There were several prizes awarded for a grand total of $8,500 in award money given out. Kory Andel received $2,000, second place winner Kienna Gibbard received $1,500 and third-place winner Carolyn Fillion received $1,000. Thomas Principe received the $1,000 Kasian Award for Design Innovation. The other finalists were Rachel Johnson, Braydon Kennedy, Ji Won Kim, Kiriana Musselman, Thomas Principe, Phat Tang and Kelsey Wilkinson.

According to Andel, it takes long nights and being open to reworking the original design to create a winning project. His initial design changed radically over the course of the last semester although the fundamental concept was not modified from start to finish. The word he chose to embody his vision was “shift.” He feels this word best expresses how keeping an open mind allows the shift in perception that can take an idea from commonplace to award winning.

“I believe that success in business and design comes from approaching ideas with an open mind. This allows for a mental change of perspective to occur,” he said. “That is what I call a mental shift. Once this foundation was established, it allowed me to create a visual representation of this idea.”

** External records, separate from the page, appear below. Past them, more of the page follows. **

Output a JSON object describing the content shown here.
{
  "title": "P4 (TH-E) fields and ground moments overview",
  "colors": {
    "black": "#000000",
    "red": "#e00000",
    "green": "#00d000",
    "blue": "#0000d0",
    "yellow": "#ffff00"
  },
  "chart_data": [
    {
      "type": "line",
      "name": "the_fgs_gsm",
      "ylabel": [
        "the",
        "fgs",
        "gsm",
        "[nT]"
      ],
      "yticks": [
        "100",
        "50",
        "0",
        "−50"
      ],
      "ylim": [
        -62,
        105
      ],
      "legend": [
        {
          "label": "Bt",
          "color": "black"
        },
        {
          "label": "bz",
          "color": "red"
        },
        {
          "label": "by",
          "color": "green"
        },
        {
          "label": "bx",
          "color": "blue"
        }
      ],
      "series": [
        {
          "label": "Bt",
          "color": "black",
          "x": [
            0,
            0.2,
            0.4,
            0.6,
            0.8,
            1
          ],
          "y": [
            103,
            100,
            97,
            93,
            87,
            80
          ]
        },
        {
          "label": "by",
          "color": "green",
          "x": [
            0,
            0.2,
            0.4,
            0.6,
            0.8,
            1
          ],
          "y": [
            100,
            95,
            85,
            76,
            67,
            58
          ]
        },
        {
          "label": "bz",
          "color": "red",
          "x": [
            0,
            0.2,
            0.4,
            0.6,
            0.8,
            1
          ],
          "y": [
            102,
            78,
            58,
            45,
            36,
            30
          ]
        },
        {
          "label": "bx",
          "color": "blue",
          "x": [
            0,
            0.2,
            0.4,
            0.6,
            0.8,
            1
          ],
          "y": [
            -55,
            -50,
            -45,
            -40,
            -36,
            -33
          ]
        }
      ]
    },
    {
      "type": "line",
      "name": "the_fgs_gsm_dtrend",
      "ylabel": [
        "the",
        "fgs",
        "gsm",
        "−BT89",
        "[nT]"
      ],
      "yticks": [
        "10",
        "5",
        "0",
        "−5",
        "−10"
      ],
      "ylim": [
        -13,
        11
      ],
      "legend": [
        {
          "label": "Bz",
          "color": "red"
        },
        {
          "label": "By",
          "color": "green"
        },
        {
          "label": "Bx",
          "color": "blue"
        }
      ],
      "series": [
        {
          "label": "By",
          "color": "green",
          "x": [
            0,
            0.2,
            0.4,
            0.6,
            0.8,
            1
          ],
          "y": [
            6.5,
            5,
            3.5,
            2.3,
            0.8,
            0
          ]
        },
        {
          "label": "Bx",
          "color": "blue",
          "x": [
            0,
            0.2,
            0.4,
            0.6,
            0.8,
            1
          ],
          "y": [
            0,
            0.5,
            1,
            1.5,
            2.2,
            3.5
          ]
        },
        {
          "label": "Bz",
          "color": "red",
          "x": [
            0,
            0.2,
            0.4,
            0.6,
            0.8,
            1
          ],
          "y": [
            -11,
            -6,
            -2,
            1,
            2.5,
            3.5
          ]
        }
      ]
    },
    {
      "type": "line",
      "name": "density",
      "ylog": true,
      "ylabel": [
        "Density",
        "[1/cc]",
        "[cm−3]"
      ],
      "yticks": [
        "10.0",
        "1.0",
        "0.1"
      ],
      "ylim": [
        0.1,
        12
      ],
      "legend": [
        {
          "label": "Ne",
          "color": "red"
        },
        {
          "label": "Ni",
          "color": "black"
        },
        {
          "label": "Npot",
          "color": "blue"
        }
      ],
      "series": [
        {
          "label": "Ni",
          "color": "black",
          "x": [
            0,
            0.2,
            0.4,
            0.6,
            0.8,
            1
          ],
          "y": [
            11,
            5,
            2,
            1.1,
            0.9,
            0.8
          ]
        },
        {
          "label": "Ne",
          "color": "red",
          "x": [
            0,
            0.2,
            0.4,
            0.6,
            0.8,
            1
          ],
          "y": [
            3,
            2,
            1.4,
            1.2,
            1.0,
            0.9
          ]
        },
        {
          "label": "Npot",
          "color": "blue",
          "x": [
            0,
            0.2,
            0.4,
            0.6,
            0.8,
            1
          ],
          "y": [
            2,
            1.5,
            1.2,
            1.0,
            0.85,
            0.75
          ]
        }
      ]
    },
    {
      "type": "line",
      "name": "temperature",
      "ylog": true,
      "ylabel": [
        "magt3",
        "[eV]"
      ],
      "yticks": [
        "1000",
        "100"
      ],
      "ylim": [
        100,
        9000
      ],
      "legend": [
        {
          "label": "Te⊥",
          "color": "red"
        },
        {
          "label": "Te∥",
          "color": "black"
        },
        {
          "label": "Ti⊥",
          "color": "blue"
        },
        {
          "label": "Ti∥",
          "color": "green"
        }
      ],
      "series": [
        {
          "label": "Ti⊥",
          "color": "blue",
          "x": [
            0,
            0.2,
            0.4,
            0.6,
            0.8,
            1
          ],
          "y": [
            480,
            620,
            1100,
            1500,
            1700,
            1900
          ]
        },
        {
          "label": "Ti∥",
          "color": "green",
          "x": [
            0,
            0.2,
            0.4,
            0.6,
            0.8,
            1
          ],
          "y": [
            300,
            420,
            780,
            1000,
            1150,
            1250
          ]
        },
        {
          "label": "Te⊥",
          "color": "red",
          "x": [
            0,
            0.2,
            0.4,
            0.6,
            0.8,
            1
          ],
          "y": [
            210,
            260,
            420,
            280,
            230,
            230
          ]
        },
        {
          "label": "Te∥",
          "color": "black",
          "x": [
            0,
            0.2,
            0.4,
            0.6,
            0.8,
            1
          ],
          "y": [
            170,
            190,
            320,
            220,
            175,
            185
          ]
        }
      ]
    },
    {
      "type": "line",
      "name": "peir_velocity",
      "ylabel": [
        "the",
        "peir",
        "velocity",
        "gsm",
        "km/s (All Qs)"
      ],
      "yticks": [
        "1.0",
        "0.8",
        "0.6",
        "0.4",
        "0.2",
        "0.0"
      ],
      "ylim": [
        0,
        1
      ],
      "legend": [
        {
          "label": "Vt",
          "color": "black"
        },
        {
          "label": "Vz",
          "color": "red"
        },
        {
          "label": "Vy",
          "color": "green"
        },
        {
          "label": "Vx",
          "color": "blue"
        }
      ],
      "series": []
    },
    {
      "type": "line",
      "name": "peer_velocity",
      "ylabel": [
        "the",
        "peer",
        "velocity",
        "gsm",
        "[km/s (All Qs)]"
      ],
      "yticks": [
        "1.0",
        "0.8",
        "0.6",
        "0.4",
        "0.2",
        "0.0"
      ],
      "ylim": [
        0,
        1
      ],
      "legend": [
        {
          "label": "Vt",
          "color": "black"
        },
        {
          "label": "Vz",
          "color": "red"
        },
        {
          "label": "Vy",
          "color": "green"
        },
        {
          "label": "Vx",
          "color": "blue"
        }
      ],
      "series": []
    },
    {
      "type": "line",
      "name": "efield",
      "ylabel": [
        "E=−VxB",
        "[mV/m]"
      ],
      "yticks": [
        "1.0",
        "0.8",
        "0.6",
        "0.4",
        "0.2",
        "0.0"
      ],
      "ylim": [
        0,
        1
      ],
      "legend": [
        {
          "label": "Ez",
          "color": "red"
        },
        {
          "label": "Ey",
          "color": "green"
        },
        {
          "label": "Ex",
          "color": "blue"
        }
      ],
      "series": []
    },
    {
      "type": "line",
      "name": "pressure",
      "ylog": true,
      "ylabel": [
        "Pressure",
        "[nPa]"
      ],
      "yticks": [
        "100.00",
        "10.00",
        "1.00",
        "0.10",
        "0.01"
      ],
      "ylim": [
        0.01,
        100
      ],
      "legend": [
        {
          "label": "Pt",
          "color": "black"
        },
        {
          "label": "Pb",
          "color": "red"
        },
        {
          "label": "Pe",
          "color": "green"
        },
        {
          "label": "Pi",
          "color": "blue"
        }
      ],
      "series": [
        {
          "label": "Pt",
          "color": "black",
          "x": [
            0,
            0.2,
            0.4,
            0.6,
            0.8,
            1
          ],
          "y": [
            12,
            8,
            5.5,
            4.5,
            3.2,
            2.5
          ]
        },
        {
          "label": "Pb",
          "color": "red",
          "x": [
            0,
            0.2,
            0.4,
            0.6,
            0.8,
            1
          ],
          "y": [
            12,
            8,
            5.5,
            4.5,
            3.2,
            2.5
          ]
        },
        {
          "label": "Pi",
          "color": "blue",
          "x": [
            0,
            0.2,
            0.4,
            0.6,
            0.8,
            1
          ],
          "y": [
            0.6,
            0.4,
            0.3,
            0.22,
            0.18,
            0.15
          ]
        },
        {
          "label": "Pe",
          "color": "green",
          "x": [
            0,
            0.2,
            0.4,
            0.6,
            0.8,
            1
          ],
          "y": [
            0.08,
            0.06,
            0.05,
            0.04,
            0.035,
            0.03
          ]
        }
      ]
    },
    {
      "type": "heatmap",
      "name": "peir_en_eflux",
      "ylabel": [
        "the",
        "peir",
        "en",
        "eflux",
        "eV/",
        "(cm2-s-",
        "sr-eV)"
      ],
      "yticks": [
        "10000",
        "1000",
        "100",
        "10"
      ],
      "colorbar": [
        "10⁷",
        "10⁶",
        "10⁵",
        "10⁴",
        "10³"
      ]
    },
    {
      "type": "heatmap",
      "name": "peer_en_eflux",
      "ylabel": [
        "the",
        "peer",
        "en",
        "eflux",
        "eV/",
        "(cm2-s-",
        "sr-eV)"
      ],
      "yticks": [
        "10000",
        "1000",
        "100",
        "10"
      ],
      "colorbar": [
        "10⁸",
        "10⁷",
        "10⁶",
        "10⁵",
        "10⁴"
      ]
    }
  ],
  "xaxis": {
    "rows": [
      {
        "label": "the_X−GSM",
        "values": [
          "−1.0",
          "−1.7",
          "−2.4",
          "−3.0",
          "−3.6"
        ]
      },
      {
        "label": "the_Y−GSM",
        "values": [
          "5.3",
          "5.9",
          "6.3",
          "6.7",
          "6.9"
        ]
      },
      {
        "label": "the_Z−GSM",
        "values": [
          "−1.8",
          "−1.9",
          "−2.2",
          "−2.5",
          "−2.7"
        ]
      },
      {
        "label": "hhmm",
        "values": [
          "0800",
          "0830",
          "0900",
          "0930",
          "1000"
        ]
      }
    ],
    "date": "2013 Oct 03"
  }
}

The students had to construct the building from the inside out and it was the interior floor plans that Kory struggled with the most. In fact, the interior of his final 3D computer model ended by being reworked entirely in the weekend before the project was due.

If one of the goals of the contest is to have the students working with the 3D modeling programs and to become proficient in them, it definitely achieved its aim in Kory’s experience. By the end of the semester, Kory was flying through the model creation process on the computer in order to make all the changes he needed. Of the 96 hours in the last four days, Kory spent 80 of them at work on his final model.

“I spent a lot of time over thinking my layout and exterior form but as the last weekend approached, I finally was able to pull everything together and present my ideas clearly. I learned that I needed to let go of the time constraints and the ideas of what my project should look like and let my ideas form into something that I appreciated,” he said.